Selon le Dr Shameem Jaumdally, le ministère de la Santé n’adopte pas la meilleure stratégie en matière de détection et de dépistage de la dengue. Il précise qu’une approche plus efficace et davantage transparente aurait permis d’obtenir des données plus précises sur le nombre de cas quotidiens ou hebdomadaires.

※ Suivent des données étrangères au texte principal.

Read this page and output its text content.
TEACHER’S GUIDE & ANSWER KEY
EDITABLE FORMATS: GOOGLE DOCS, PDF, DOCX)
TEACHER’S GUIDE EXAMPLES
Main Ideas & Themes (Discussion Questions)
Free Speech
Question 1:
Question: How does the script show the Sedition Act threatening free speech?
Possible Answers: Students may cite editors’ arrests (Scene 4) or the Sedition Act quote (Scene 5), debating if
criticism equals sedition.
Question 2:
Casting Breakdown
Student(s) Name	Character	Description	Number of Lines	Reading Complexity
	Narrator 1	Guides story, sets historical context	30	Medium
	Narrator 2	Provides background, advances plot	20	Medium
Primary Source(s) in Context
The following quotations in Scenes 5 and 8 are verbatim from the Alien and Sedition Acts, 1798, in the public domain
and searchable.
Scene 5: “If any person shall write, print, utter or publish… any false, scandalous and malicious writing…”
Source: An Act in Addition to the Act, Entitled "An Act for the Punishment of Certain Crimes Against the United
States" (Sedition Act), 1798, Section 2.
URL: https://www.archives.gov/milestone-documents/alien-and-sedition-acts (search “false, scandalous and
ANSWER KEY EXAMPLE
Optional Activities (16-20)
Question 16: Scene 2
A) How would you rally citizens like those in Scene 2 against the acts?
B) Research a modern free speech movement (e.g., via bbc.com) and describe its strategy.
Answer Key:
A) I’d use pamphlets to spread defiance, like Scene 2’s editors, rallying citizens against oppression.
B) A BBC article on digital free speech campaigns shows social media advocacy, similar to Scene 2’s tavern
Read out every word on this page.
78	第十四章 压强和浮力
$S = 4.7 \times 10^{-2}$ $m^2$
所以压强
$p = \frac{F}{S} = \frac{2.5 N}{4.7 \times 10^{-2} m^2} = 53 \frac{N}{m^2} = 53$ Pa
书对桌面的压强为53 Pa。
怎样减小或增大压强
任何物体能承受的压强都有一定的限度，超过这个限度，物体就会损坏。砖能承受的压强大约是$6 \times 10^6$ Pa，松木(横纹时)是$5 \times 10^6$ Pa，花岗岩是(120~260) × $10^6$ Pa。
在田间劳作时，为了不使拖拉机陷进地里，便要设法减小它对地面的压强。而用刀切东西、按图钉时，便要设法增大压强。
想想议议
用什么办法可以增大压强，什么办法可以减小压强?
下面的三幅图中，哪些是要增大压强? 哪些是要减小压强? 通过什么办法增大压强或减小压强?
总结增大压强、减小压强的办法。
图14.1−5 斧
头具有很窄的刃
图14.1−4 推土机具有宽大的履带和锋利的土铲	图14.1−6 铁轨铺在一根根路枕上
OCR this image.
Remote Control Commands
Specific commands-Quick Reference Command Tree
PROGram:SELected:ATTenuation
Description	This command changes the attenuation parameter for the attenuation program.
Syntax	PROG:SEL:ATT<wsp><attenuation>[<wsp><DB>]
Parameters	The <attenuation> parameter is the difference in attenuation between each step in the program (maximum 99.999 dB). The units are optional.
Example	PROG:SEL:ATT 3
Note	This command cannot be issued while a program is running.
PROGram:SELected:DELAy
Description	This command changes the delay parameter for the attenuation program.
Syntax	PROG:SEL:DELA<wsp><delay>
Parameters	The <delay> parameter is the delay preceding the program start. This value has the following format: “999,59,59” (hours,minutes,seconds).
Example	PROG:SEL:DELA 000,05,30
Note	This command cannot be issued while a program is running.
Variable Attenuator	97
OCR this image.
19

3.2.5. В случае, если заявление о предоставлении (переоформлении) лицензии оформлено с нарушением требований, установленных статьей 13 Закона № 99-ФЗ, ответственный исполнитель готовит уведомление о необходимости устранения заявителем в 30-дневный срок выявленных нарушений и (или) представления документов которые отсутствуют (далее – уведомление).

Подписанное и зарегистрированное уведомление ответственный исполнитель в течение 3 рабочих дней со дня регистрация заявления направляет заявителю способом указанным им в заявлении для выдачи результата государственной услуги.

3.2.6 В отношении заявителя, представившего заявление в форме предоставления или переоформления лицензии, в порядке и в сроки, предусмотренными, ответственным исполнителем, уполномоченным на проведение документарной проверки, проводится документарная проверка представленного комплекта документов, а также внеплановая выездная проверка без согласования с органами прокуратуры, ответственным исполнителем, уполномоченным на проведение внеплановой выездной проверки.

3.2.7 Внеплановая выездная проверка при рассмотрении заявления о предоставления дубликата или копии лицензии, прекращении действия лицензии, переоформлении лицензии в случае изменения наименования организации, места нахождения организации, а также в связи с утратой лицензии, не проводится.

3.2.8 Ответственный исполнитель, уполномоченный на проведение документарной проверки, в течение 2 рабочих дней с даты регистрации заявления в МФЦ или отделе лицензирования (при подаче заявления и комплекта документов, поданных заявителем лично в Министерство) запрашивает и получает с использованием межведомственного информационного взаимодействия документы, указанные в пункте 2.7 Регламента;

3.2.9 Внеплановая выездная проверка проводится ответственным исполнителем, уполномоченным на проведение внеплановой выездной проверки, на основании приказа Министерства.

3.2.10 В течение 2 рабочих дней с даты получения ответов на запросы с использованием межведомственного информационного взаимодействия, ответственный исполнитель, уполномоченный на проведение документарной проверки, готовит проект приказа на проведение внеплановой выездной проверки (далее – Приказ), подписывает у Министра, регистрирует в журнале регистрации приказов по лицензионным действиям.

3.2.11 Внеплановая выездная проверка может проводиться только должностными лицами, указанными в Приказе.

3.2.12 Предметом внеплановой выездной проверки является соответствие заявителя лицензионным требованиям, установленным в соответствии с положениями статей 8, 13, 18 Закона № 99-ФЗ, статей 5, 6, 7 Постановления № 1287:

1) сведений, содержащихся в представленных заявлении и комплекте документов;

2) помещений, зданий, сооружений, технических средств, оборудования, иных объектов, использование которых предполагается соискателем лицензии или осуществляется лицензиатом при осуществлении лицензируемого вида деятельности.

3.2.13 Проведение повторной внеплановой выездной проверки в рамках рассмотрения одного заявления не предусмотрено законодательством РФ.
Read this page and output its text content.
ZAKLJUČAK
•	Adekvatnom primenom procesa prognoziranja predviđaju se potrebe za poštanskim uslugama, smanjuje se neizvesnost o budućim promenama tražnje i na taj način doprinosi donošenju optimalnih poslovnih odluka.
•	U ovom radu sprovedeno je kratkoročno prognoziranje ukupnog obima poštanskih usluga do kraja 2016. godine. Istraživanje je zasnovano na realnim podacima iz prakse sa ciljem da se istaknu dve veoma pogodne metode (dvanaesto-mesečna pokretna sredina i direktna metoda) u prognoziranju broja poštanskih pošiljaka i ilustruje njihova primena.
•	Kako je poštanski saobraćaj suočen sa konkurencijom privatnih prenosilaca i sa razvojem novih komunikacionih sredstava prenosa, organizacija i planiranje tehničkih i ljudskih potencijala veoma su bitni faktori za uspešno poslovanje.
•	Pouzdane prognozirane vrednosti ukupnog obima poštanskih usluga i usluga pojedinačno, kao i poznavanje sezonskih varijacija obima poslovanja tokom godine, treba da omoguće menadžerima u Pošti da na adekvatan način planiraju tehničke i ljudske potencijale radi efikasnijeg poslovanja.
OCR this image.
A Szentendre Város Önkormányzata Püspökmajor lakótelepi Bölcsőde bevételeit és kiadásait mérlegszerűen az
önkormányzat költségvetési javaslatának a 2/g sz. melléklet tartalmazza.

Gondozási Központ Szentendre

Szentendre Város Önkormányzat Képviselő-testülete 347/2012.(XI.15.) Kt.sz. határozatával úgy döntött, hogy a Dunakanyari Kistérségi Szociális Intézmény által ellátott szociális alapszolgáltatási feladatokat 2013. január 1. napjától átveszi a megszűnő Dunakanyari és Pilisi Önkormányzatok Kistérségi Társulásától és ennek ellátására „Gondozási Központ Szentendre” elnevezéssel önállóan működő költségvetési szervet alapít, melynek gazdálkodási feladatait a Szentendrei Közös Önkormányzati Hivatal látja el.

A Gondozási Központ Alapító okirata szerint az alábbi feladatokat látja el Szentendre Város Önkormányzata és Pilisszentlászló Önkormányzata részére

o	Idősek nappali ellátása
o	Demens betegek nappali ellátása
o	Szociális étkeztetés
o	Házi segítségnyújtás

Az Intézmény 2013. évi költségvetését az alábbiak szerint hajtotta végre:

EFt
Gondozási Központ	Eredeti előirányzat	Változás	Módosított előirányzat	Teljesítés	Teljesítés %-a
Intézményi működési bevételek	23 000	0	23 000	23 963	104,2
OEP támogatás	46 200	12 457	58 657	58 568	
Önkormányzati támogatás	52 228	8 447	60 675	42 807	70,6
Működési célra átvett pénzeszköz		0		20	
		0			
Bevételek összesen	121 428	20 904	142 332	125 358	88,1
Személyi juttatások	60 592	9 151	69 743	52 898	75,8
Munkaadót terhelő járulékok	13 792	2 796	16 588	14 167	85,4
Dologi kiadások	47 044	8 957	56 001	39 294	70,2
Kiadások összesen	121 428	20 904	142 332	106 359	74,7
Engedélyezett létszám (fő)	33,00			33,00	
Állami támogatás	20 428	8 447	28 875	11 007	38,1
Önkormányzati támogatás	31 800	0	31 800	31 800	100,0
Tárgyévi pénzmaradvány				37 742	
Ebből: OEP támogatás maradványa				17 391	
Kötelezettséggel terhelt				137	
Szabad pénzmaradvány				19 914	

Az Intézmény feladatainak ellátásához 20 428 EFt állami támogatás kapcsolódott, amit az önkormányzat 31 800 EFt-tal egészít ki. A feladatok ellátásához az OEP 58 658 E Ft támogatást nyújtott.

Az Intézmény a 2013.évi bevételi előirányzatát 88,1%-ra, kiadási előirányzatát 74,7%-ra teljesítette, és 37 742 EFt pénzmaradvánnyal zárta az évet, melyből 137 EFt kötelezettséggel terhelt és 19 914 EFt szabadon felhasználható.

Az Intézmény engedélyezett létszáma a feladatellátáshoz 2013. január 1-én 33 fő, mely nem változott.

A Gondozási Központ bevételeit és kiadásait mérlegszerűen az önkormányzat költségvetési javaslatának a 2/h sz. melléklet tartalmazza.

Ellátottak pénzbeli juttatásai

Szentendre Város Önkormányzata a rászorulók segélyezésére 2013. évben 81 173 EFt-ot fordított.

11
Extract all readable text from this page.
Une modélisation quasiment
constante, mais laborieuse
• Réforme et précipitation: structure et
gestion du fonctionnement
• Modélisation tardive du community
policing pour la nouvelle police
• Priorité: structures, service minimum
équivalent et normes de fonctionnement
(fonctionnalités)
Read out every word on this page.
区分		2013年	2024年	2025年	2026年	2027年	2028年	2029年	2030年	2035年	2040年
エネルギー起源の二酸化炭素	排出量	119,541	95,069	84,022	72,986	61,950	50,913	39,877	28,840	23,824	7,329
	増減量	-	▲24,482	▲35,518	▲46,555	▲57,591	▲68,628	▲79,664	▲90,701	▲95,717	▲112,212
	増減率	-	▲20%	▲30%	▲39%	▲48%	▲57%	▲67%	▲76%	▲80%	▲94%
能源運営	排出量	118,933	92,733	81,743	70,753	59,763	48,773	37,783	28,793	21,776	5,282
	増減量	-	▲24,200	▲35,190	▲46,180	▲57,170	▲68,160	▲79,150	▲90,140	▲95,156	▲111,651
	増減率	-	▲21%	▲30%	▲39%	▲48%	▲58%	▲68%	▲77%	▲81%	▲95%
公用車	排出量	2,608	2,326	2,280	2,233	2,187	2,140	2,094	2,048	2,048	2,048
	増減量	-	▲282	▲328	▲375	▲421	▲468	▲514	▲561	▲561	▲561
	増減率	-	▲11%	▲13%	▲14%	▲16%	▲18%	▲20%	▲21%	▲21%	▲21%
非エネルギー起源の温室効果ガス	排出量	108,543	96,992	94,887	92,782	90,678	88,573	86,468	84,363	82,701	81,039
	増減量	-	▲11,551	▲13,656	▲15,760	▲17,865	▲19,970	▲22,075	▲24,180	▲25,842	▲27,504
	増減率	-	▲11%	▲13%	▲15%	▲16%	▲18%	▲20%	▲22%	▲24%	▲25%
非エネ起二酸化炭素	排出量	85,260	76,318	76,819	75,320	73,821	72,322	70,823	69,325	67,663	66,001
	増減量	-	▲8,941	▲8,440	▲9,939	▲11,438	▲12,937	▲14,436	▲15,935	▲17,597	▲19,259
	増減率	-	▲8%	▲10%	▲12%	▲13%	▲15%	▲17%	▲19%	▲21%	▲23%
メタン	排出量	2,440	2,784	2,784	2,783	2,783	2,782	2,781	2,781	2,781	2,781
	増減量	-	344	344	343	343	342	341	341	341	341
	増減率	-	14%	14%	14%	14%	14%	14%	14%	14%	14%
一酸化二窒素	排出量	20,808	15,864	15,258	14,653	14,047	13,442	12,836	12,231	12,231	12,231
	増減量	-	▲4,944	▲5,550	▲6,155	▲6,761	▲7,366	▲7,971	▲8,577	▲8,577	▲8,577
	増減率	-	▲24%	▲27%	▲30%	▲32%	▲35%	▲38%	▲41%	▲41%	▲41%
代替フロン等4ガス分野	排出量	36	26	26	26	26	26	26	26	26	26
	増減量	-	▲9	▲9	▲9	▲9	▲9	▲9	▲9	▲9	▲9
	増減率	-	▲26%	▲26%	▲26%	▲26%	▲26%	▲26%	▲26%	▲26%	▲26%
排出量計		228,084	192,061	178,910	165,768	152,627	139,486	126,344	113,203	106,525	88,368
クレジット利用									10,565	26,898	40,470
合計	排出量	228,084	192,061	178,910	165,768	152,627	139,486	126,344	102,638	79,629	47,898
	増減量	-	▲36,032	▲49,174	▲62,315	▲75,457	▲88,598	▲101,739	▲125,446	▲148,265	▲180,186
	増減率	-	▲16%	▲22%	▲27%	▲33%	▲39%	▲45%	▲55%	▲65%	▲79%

Le virologue déplore également le manque d’exercices sérologiques pour évaluer le nombre de personnes ayant déjà été infectées par la dengue. « Il est important pour une personne de connaître son statut sérologique, car si elle est infectée par un autre sérotype de la dengue, elle pourrait souffrir de complications de santé plus graves », explique-t-il.
Le Dr Gujadhur estime que la population n’est pas suffisamment informée de l’étendue réelle de l’épidémie. Il souligne que, selon les informations les plus récentes, elle semble se propager du secteur de Port-Louis et de ses environs vers les régions Nord, Est et Sud, notamment les basses Plaines-Wilhems.
Cette observation conduit le Dr Gujadhur, ainsi qu’un autre ex-directeur des services de santé, à conclure que les autorités ont perdu le contrôle sur la progression de l’épidémie.
Ils notent également que le protocole établi pour les exercices de fumigation n’est pas rigoureusement suivi. Le Dr Gujadhur insiste sur le fait que ces opérations devraient être répétées plusieurs fois pendant une dizaine de jours pour obtenir les résultats escomptés. Ce qui n’est pas le cas, selon lui. Cela le pousse à penser que la prévalence et l’incidence de la dengue demeurent élevées.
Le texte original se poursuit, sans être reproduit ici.